Airbus, Thales, Leonardo Merge Space Divisions to Challenge SpaceX with New Entity 'Bromo'

October 23, 2025
Airbus, Thales, Leonardo Merge Space Divisions to Challenge SpaceX with New Entity 'Bromo'
  • The partnership aims to leverage each company's strengths to foster growth, innovation, and competitiveness, countering the dominance of SpaceX and Chinese satellite providers.

  • Europe's leading aerospace companies Airbus, Thales, and Leonardo are merging their space divisions to create a new entity aimed at boosting Europe's strategic autonomy in space and competing with global giants like SpaceX.

  • This agreement marks a significant milestone after over a year of discussions, signaling Europe's strategic effort to consolidate its space industry and enhance competitiveness.

  • The new company, named Bromo, is expected to employ around 25,000 people and generate approximately 6.5 billion euros in revenue, with operations beginning around 2027.

  • Bromo will focus on building and servicing telecommunications and navigation satellites to support high-speed networks worldwide, with Airbus holding a 35% stake and Thales and Leonardo each holding 32.5%.

  • The merger requires regulatory approval and ongoing negotiations with unions, but no immediate job cuts are planned, although long-term reductions may occur.

  • European industry leaders see this move as crucial for strengthening Europe's position in the global satellite market, despite potential delays from regulatory scrutiny.

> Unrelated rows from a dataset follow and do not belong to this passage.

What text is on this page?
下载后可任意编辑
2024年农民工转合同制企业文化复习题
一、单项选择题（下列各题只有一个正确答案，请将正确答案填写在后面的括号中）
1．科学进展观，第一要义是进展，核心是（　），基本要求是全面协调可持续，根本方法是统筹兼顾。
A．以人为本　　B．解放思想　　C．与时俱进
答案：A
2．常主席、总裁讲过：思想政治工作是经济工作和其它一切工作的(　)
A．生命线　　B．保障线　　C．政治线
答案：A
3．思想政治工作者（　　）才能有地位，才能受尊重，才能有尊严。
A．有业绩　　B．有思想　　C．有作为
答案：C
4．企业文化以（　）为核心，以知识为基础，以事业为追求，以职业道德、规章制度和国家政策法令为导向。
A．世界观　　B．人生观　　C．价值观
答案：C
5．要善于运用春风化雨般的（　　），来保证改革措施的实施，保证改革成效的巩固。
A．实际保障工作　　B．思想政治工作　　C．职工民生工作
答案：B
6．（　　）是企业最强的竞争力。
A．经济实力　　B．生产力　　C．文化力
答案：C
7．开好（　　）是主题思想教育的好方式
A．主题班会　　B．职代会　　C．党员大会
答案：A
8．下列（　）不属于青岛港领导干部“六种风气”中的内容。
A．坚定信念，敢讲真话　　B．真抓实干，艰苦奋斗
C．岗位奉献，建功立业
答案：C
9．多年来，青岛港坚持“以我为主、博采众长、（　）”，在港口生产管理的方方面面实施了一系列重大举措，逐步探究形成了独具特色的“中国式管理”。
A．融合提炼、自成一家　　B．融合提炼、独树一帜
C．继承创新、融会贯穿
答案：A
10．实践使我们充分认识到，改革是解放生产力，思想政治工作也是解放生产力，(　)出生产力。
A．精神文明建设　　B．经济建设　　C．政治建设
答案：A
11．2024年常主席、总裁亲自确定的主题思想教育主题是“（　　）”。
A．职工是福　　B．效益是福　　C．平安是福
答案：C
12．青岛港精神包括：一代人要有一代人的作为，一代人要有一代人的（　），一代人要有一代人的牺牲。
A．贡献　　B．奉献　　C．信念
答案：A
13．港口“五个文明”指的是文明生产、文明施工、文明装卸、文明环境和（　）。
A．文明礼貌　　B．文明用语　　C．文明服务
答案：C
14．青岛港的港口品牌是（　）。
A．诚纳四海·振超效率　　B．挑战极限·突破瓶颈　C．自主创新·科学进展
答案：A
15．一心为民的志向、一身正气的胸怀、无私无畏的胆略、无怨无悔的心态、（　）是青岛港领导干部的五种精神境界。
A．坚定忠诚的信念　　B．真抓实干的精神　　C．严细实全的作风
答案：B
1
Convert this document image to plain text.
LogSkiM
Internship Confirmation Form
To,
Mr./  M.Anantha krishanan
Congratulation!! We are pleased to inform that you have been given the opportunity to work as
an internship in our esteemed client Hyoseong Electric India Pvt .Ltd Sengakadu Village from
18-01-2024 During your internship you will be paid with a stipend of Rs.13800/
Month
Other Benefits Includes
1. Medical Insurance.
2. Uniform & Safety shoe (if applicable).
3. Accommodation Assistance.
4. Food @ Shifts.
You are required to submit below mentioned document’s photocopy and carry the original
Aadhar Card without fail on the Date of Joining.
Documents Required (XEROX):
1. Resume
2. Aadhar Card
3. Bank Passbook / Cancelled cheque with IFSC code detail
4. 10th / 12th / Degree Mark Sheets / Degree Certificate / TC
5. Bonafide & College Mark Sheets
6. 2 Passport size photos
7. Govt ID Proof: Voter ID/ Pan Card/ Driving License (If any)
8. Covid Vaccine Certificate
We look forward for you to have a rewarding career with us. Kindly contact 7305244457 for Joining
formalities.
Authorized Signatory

  • The merger is a strategic response to SpaceX's overwhelming presence, driven by the need to regain competitiveness through collaboration and scale.

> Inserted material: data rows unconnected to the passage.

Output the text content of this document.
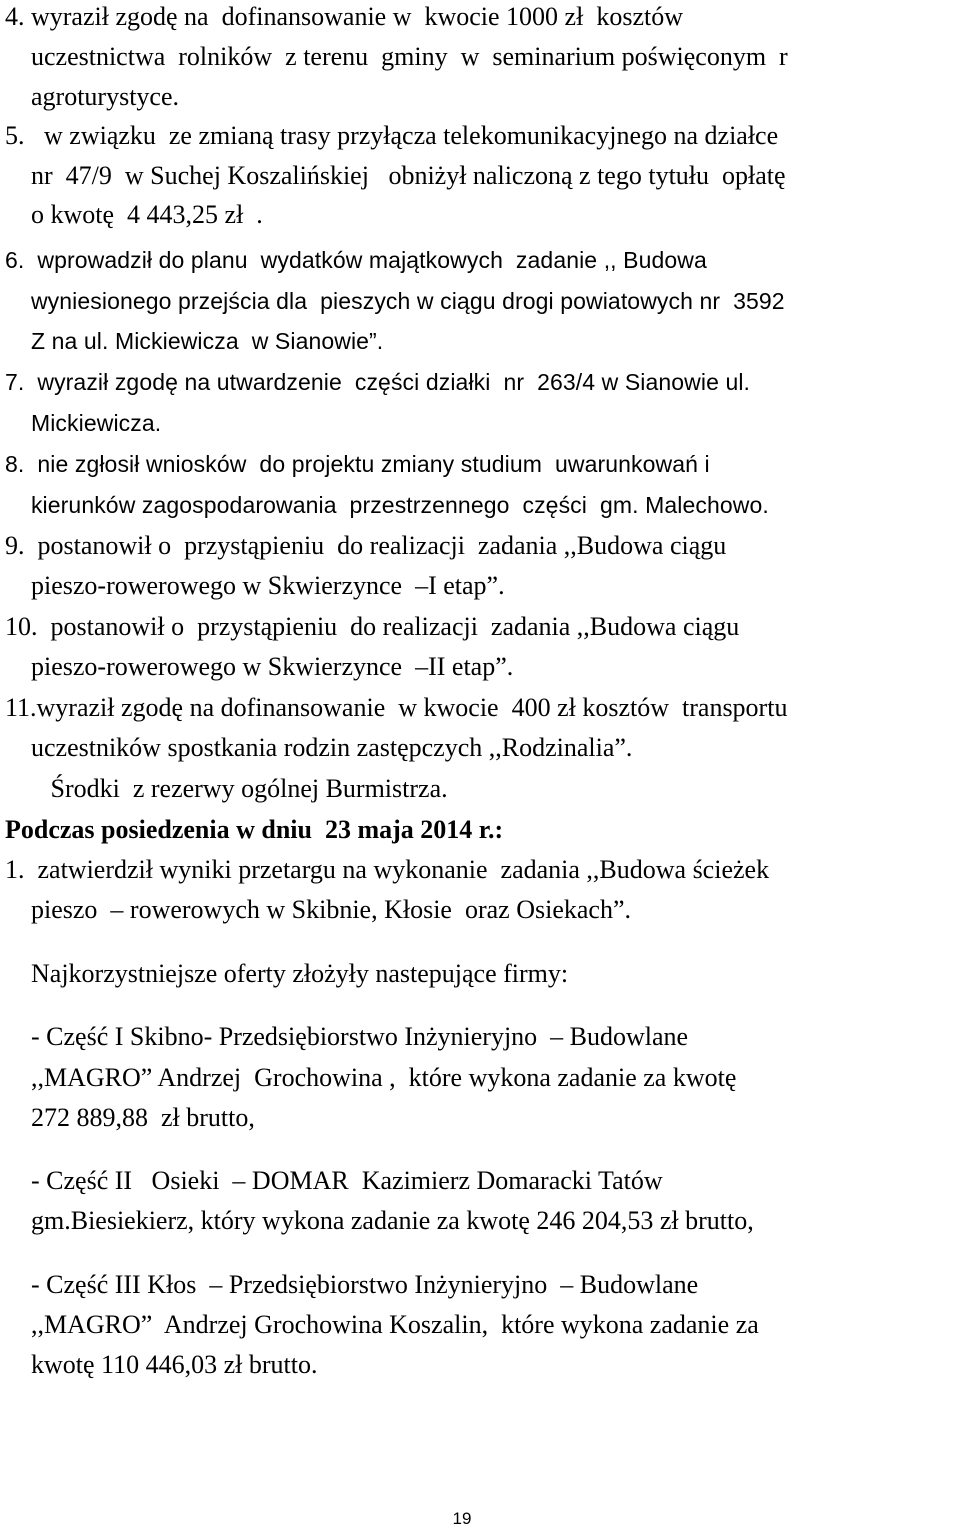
4. wyraził zgodę na  dofinansowanie w  kwocie 1000 zł  kosztów
uczestnictwa  rolników  z terenu  gminy  w  seminarium poświęconym  r
agroturystyce.
5.   w związku  ze zmianą trasy przyłącza telekomunikacyjnego na działce
nr  47/9  w Suchej Koszalińskiej   obniżył naliczoną z tego tytułu  opłatę
o kwotę  4 443,25 zł  .
6.  wprowadził do planu  wydatków majątkowych  zadanie ,, Budowa
wyniesionego przejścia dla  pieszych w ciągu drogi powiatowych nr  3592
Z na ul. Mickiewicza  w Sianowie”.
7.  wyraził zgodę na utwardzenie  części działki  nr  263/4 w Sianowie ul.
Mickiewicza.
8.  nie zgłosił wniosków  do projektu zmiany studium  uwarunkowań i
kierunków zagospodarowania  przestrzennego  części  gm. Malechowo.
9.  postanowił o  przystąpieniu  do realizacji  zadania ,,Budowa ciągu
pieszo-rowerowego w Skwierzynce  –I etap”.
10.  postanowił o  przystąpieniu  do realizacji  zadania ,,Budowa ciągu
pieszo-rowerowego w Skwierzynce  –II etap”.
11.wyraził zgodę na dofinansowanie  w kwocie  400 zł kosztów  transportu
uczestników spostkania rodzin zastępczych ,,Rodzinalia”.
Środki  z rezerwy ogólnej Burmistrza.
Podczas posiedzenia w dniu  23 maja 2014 r.:
1.  zatwierdził wyniki przetargu na wykonanie  zadania ,,Budowa ścieżek
pieszo  – rowerowych w Skibnie, Kłosie  oraz Osiekach”.
Najkorzystniejsze oferty złożyły nastepujące firmy:
- Część I Skibno- Przedsiębiorstwo Inżynieryjno  – Budowlane
,,MAGRO” Andrzej  Grochowina ,  które wykona zadanie za kwotę
272 889,88  zł brutto,
- Część II   Osieki  – DOMAR  Kazimierz Domaracki Tatów
gm.Biesiekierz, który wykona zadanie za kwotę 246 204,53 zł brutto,
- Część III Kłos  – Przedsiębiorstwo Inżynieryjno  – Budowlane
,,MAGRO”  Andrzej Grochowina Koszalin,  które wykona zadanie za
kwotę 110 446,03 zł brutto.
19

  • This initiative is part of Europe's broader effort to develop an alternative to Starlink, which has been vital for Ukraine and other regions but faces geopolitical and operational challenges.

  • To protect national interests, five regional companies will be established in the UK, France, Italy, Germany, and Spain, similar to the MBDA model, ensuring regional participation and safeguarding jobs.

  • The deal's final approval hinges on EU competition regulators, who have historically been cautious about such mergers, amid concerns over market concentration.

  • Despite the 3,000 jobs already cut in the sector, companies emphasize that no immediate layoffs are planned for the new venture, with unions being consulted.